Thursday, 4 April 2013

Re-Blog #10: No Contact Orders

Originally Posted: Mar. 22, 2013 - http://batchelorstammlaw.com/2013/03/no-contact-orders/



Has your partner or someone you know taken out a no contact order against you?

What is a No Contact Order?

A no contact order is a legal decision made by a judge which restricts behaviour. You cannot contact the person who has taken the no contact order out against you. This means you cannot call, text or communicate in any way with this person. Communicating includes messages through other people, Facebook messages or Twitter updates. If you communicate with the person who has taken out the no contact order you are committing a crime.

There are four different types of no contact orders; it is important to know which type applies to you. Each type is described below.
  1. A condition of release from custody before trial: If you have been arrested for assaulting or threatening your partner, a police officer, justice of the peace or judge may order that you do not contact your partner until your trial.
  2. A condition of probation: If you plead guilty or are found guilty of a crime, you may be given probation, which is a court order to not do certain things for a specific period of time. One of the things you may not be able to do is contact your partner, which is the no contact order condition of your probation.
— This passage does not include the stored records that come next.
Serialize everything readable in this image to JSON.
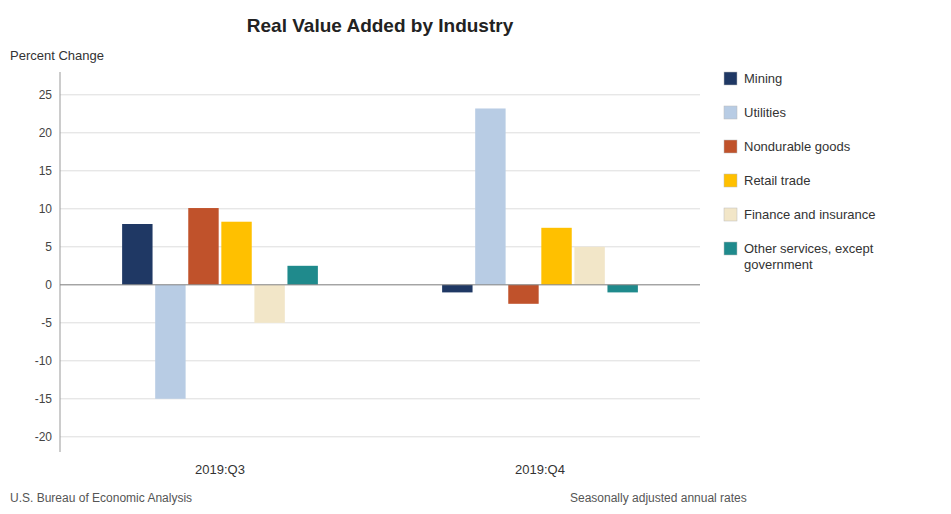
{
  "chart_data": {
    "type": "bar",
    "title": "Real Value Added by Industry",
    "y_label": "Percent Change",
    "categories": [
      "2019:Q3",
      "2019:Q4"
    ],
    "series": [
      {
        "name": "Mining",
        "color": "#1F3864",
        "values": [
          8.0,
          -1.0
        ]
      },
      {
        "name": "Utilities",
        "color": "#B8CCE4",
        "values": [
          -15.0,
          23.2
        ]
      },
      {
        "name": "Nondurable goods",
        "color": "#C0522B",
        "values": [
          10.1,
          -2.5
        ]
      },
      {
        "name": "Retail trade",
        "color": "#FFC000",
        "values": [
          8.3,
          7.5
        ]
      },
      {
        "name": "Finance and insurance",
        "color": "#F2E6C8",
        "values": [
          -5.0,
          5.0
        ]
      },
      {
        "name": "Other services, except\ngovernment",
        "color": "#1F8A8C",
        "values": [
          2.5,
          -1.0
        ]
      }
    ],
    "ylim": [
      -22,
      28
    ],
    "yticks": [
      -20,
      -15,
      -10,
      -5,
      0,
      5,
      10,
      15,
      20,
      25
    ],
    "grid": true,
    "legend": "right",
    "annotations": [
      "U.S. Bureau of Economic Analysis",
      "Seasonally adjusted annual rates"
    ]
  }
}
A probation order lasts for up to three years.
  3. A criminal peace bond: A peace bond is a court order to prevent you from committing a crime or harming someone. Your partner may ask for a peace bond, in which case you will have to attend court to see if the peace bond is justified. A peace bond may last for one year.
  4. A civil restraining order: A restraining order is a civil order which mean you cannot contact, or go physically near the person who has taken the restraining order out against you. Restraining orders may last for long periods of time, based on the judge’s discretion.

IMPORTANT to keep in mind if you have been given a No Contact Order

  • If your partner has taken out a Contact Order against you they have the right to change the locks at your house to make sure you do not enter. Your partner may change the locks to your house before you are released from lock up.
  • No contact orders can be in effect for different amounts of time. It is vital to know how long your no contact order is so that you do not breach it.
  • You cannot communicate with the person who has the no contact order against you, even if they contact you first. If the person communicates with you and you respond, you will be charged with a criminal offense.
  • You can apply to the court to have a no contact order changed. A judge will decide if the order can be changed.
  • Do not return to your home under any circumstances if your partner has taken out a no contact order. If you need to collect your clothes, laptop or anything else, contact a lawyer, a court worker or justice counsellor to find out how retrieve your possessions.

If you have children and a court order or a No Contact Order has been taken out against you

Your partner may have gotten a court order which allows you to see you children under supervision only. If you do not believe this is in the best interests of the children you may contact your lawyer, a family justice counsellor or see the family law website (www.familylaw.lss.bc.ca) for advice on how to have this order changed.

In order to ensure you can continue to see your children,you can talk to a family justice counsellor who will explain the steps that can be taken through family court (as opposed to a criminal court) even if your partner has taken a restraining order out against you. You may have to get a court order to have access to your children.

If you have to go to court after a domestic violence incident

If you have to attend court, you can either represent yourself or have a lawyer represent you. If you chose to represent yourself it is wise ask for help from a duty counsel or a court worker to make sure you understand the court procedures. If you do hire a lawyer, it is important to make sure they understand your position and the facts you want the judge to hear. The only time you will have the opportunity to talk to the judge directly is as a witness or after you are sentenced at the end of the trial.

Going to court

If you have been accused of a crime you will have to go to court. In court you will either plead guilty or not guilty to the crime you are accused of. If you plead guilty, you will not have to go to trial, but you will still be sentenced in a court. The prosecutor, or the lawyer bringing the charge against you, will ask the judge for a specific type of sentence. After this, you or your lawyer will explain your side of the story to the judge. Finally the judge will decide what your sentence should be.

If you plead not guilty, you will have to go to trial. A trial is an opportunity for the prosecutor to have witnesses explain the situation to the judge. You or your lawyer will then be able to put forward a defense to the judge. A defense is a legal argument to avoid being charged with a crime. During the trial, if you are found guilty, the judge will sentence you.